ZES AKILLI SİSTEMLER GRUP MÜDÜRÜ BURÇİN AÇAN:
2030’da, 1 milyon elektrikli otomobil 180 bin halka açık soket
Elektrikli araç şatışlarının önünde 3 engel bulunuyor. Birincisi fiyatının pahalı olması. 2025 yılında bu problemin çözüleceğini, muadil araçlara benzer seviyelere geleceğini öngörüyoruz. İkincisi menzil kaygısı. Elektrikli araçlar pilin büyüklüğünden dolayı akaryakıtlı araçlara göre daha kısa menzile sahip. Üçüncüsü de şarj sorunu. Aslında elektrikli araçların yaygınlaşmasındaki en büyük engel şarj alt yapısı olarak önümüze çıkıyor. Dünya genelinde 2020 sonu itibariyle 1.3 milyon şarj istasyonu var. Bunun 900 bini biraz daha yavaş, 400 bin ise hızlı şarj istasyonu. Bu şarj alt yapısının yaklaşık yarısı Çin’de. Türkiye’de de, evde ve halka açık otoparklarda şarj imkanlarının yaygınlaşması gerekiyor. 5 yıllık planlar şeklinde şebekeler planlandığı için dönem içerisinde bunların öne alınması devlet politikası olarak benimsenmesi ve teşvik edilmesi gerekiyor. Biz 2018 yılında ilk şarj istasyonlarımızı kurduk. Ondan öncesinde şehirlerarasında yolculuk mümkün değildi. Üç yıldır ticari kaygı gütmeden şehirlerarası yolculukları mümkün kılacak hızlı şarj istasyonu yatırımları yapıyoruz. Bugün, 81 ilde halka açık şarj istasyonlarımız bulunuyor. Toplamda bin 300 civarında halka açık soketimiz var. 2022 bu anlamda çok büyük bir dönüm noktası olacak. Özellike TOGG’un gelişi öncesinde kamuda belirli hazırlıklar yapıyor. Şarj altyapısını yaygınlaştırmak için regülasyonlar üzerine çalışılıyor. Bizim gibi ticari kaygı gütmeden yatırım yapacak olan oyuncu sayısı çok az. Yatırım için oyunun kurallarının belirli olması gerekiyor. 2030’da, 1 milyonu aşan elektrikli otomobil ve 180 bin halka açık soket öngörüyoruz.”

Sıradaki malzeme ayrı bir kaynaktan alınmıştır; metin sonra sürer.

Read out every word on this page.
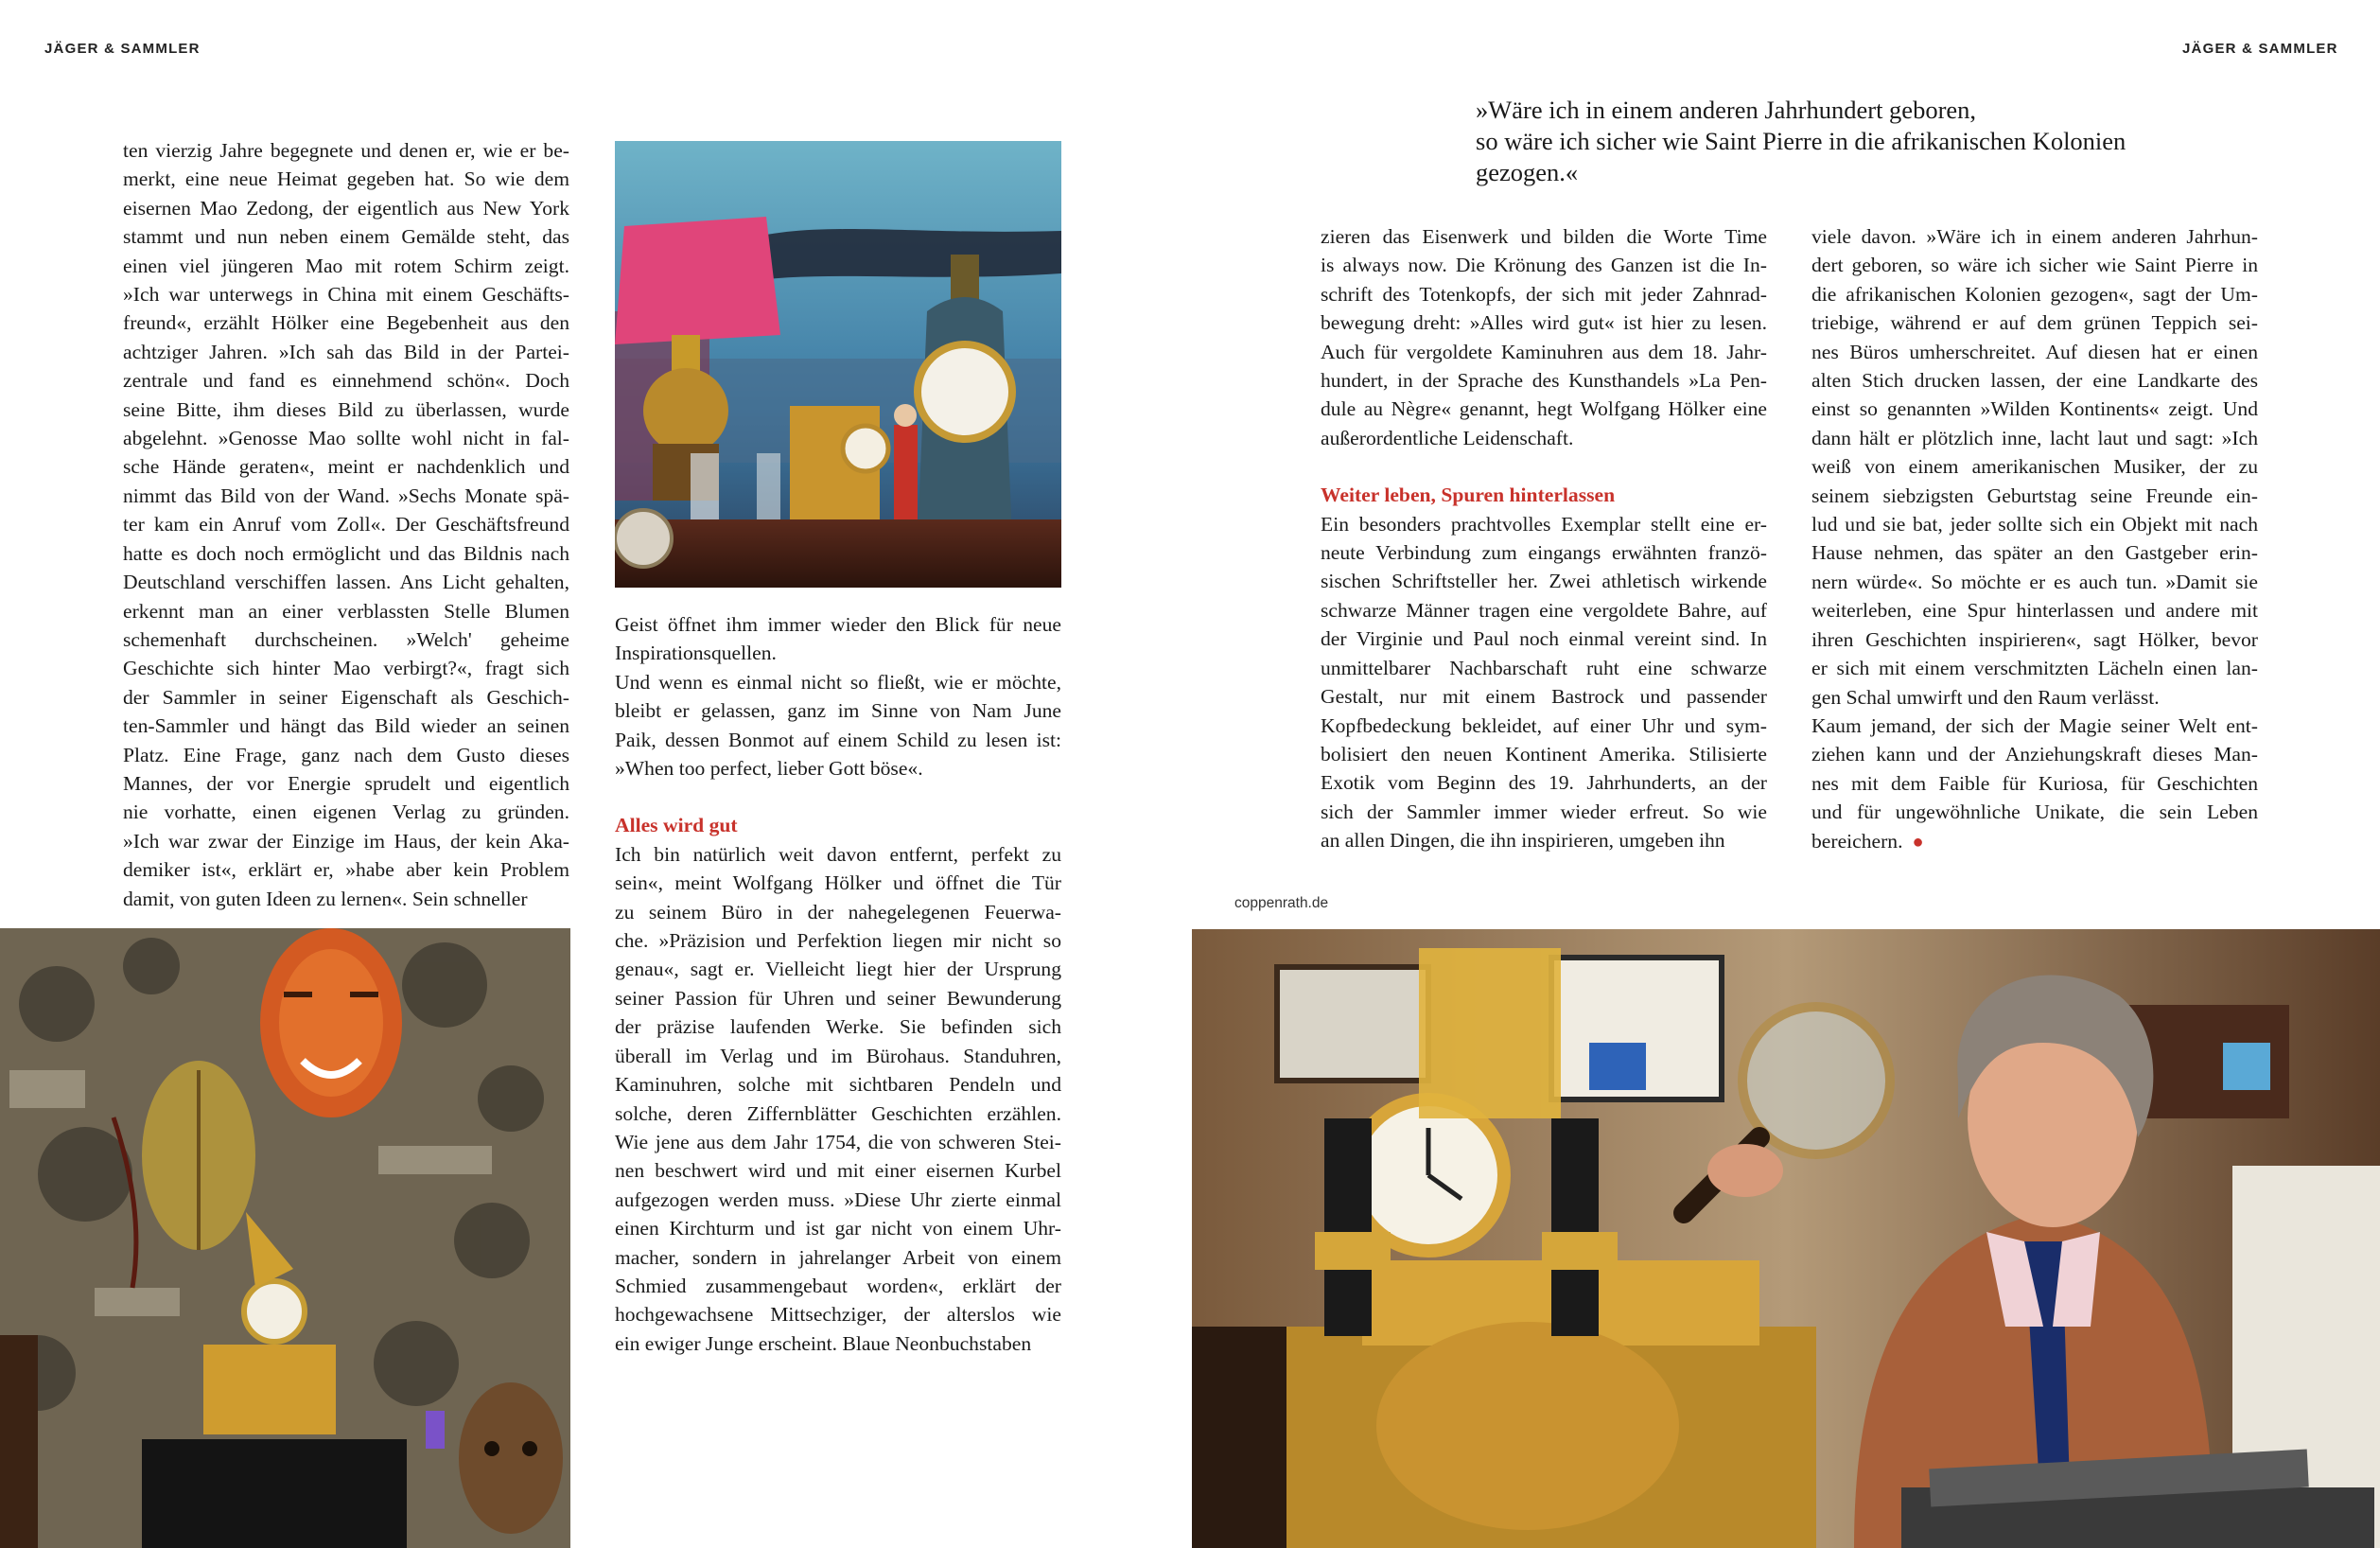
JÄGER & SAMMLER	JÄGER & SAMMLER
ten vierzig Jahre begegnete und denen er, wie er be-
merkt, eine neue Heimat gegeben hat. So wie dem
eisernen Mao Zedong, der eigentlich aus New York
stammt und nun neben einem Gemälde steht, das
einen viel jüngeren Mao mit rotem Schirm zeigt.
»Ich war unterwegs in China mit einem Geschäfts-
freund«, erzählt Hölker eine Begebenheit aus den
achtziger Jahren. »Ich sah das Bild in der Partei-
zentrale und fand es einnehmend schön«. Doch
seine Bitte, ihm dieses Bild zu überlassen, wurde
abgelehnt. »Genosse Mao sollte wohl nicht in fal-
sche Hände geraten«, meint er nachdenklich und
nimmt das Bild von der Wand. »Sechs Monate spä-
ter kam ein Anruf vom Zoll«. Der Geschäftsfreund
hatte es doch noch ermöglicht und das Bildnis nach
Deutschland verschiffen lassen. Ans Licht gehalten,
erkennt man an einer verblassten Stelle Blumen
schemenhaft durchscheinen. »Welch' geheime
Geschichte sich hinter Mao verbirgt?«, fragt sich
der Sammler in seiner Eigenschaft als Geschich-
ten-Sammler und hängt das Bild wieder an seinen
Platz. Eine Frage, ganz nach dem Gusto dieses
Mannes, der vor Energie sprudelt und eigentlich
nie vorhatte, einen eigenen Verlag zu gründen.
»Ich war zwar der Einzige im Haus, der kein Aka-
demiker ist«, erklärt er, »habe aber kein Problem
damit, von guten Ideen zu lernen«. Sein schneller
Geist öffnet ihm immer wieder den Blick für neue
Inspirationsquellen.
Und wenn es einmal nicht so fließt, wie er möchte,
bleibt er gelassen, ganz im Sinne von Nam June
Paik, dessen Bonmot auf einem Schild zu lesen ist:
»When too perfect, lieber Gott böse«.

Alles wird gut

Ich bin natürlich weit davon entfernt, perfekt zu
sein«, meint Wolfgang Hölker und öffnet die Tür
zu seinem Büro in der nahegelegenen Feuerwa-
che. »Präzision und Perfektion liegen mir nicht so
genau«, sagt er. Vielleicht liegt hier der Ursprung
seiner Passion für Uhren und seiner Bewunderung
der präzise laufenden Werke. Sie befinden sich
überall im Verlag und im Bürohaus. Standuhren,
Kaminuhren, solche mit sichtbaren Pendeln und
solche, deren Ziffernblätter Geschichten erzählen.
Wie jene aus dem Jahr 1754, die von schweren Stei-
nen beschwert wird und mit einer eisernen Kurbel
aufgezogen werden muss. »Diese Uhr zierte einmal
einen Kirchturm und ist gar nicht von einem Uhr-
macher, sondern in jahrelanger Arbeit von einem
Schmied zusammengebaut worden«, erklärt der
hochgewachsene Mittsechziger, der alterslos wie
ein ewiger Junge erscheint. Blaue Neonbuchstaben
»Wäre ich in einem anderen Jahrhundert geboren,
so wäre ich sicher wie Saint Pierre in die afrikanischen Kolonien
gezogen.«
zieren das Eisenwerk und bilden die Worte Time
is always now. Die Krönung des Ganzen ist die In-
schrift des Totenkopfs, der sich mit jeder Zahnrad-
bewegung dreht: »Alles wird gut« ist hier zu lesen.
Auch für vergoldete Kaminuhren aus dem 18. Jahr-
hundert, in der Sprache des Kunsthandels »La Pen-
dule au Nègre« genannt, hegt Wolfgang Hölker eine
außerordentliche Leidenschaft.

Weiter leben, Spuren hinterlassen

Ein besonders prachtvolles Exemplar stellt eine er-
neute Verbindung zum eingangs erwähnten franzö-
sischen Schriftsteller her. Zwei athletisch wirkende
schwarze Männer tragen eine vergoldete Bahre, auf
der Virginie und Paul noch einmal vereint sind. In
unmittelbarer Nachbarschaft ruht eine schwarze
Gestalt, nur mit einem Bastrock und passender
Kopfbedeckung bekleidet, auf einer Uhr und sym-
bolisiert den neuen Kontinent Amerika. Stilisierte
Exotik vom Beginn des 19. Jahrhunderts, an der
sich der Sammler immer wieder erfreut. So wie
an allen Dingen, die ihn inspirieren, umgeben ihn
viele davon. »Wäre ich in einem anderen Jahrhun-
dert geboren, so wäre ich sicher wie Saint Pierre in
die afrikanischen Kolonien gezogen«, sagt der Um-
triebige, während er auf dem grünen Teppich sei-
nes Büros umherschreitet. Auf diesen hat er einen
alten Stich drucken lassen, der eine Landkarte des
einst so genannten »Wilden Kontinents« zeigt. Und
dann hält er plötzlich inne, lacht laut und sagt: »Ich
weiß von einem amerikanischen Musiker, der zu
seinem siebzigsten Geburtstag seine Freunde ein-
lud und sie bat, jeder sollte sich ein Objekt mit nach
Hause nehmen, das später an den Gastgeber erin-
nern würde«. So möchte er es auch tun. »Damit sie
weiterleben, eine Spur hinterlassen und andere mit
ihren Geschichten inspirieren«, sagt Hölker, bevor
er sich mit einem verschmitzten Lächeln einen lan-
gen Schal umwirft und den Raum verlässt.
Kaum jemand, der sich der Magie seiner Welt ent-
ziehen kann und der Anziehungskraft dieses Man-
nes mit dem Faible für Kuriosa, für Geschichten
und für ungewöhnliche Unikate, die sein Leben
bereichern.  ●
coppenrath.de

SOLAR3GW GENEL SEKRETERİ ÖZGE ÖZEKE:
Güneş için teknoloji de var, yatırım iştahı da
“Güneş enerjisi iklim kriziyle mücadelede en önemli aktörlerden biri. Bugün dünya genelinde 1 terawatt civarında kurulu güç söz konusu. 2020 yılında pandemiye rağmen 138 GW’lık bir kurulum gerçekleşti; ilk sırada Çin geliyor. Geçtiğimiz son 10 senede güneş enerjisi çok ucuzladı. Fosil yakıtlara kıyasladığımızda büyük ölçekli güneş enerjisi kurulumlarının son derece uygun maliyetli olduğunu görüyoruz. Depolama da ucuzladı ve yavaş yavaş daha ticari hale gelmeye başlayacak. Güneş enerjisi artık bir santral gibi kullanılabiliyor olacak. Yurtdışında bunun örneklerini görmeye başladık. Türkiye’de çok büyük bir yatırımcı iştahı var. Teknoloji de var. İklim kriziyle mücadelemizi, yeşil teknolojileri geliştirerek, Ar-Ge yaparak, inovasyona yoğunlaşarak, elektrikli araçları ön plana çıkararak hızlandıracağız. Güneş enerjisi hem ölçeklenebilir hem de demokratik bir kaynak. Herkes çatısına kurup, kendi elektriğini üretebilir. Güneş enerjisi yatırımlarının önünün kapanmaması gerekiyor.”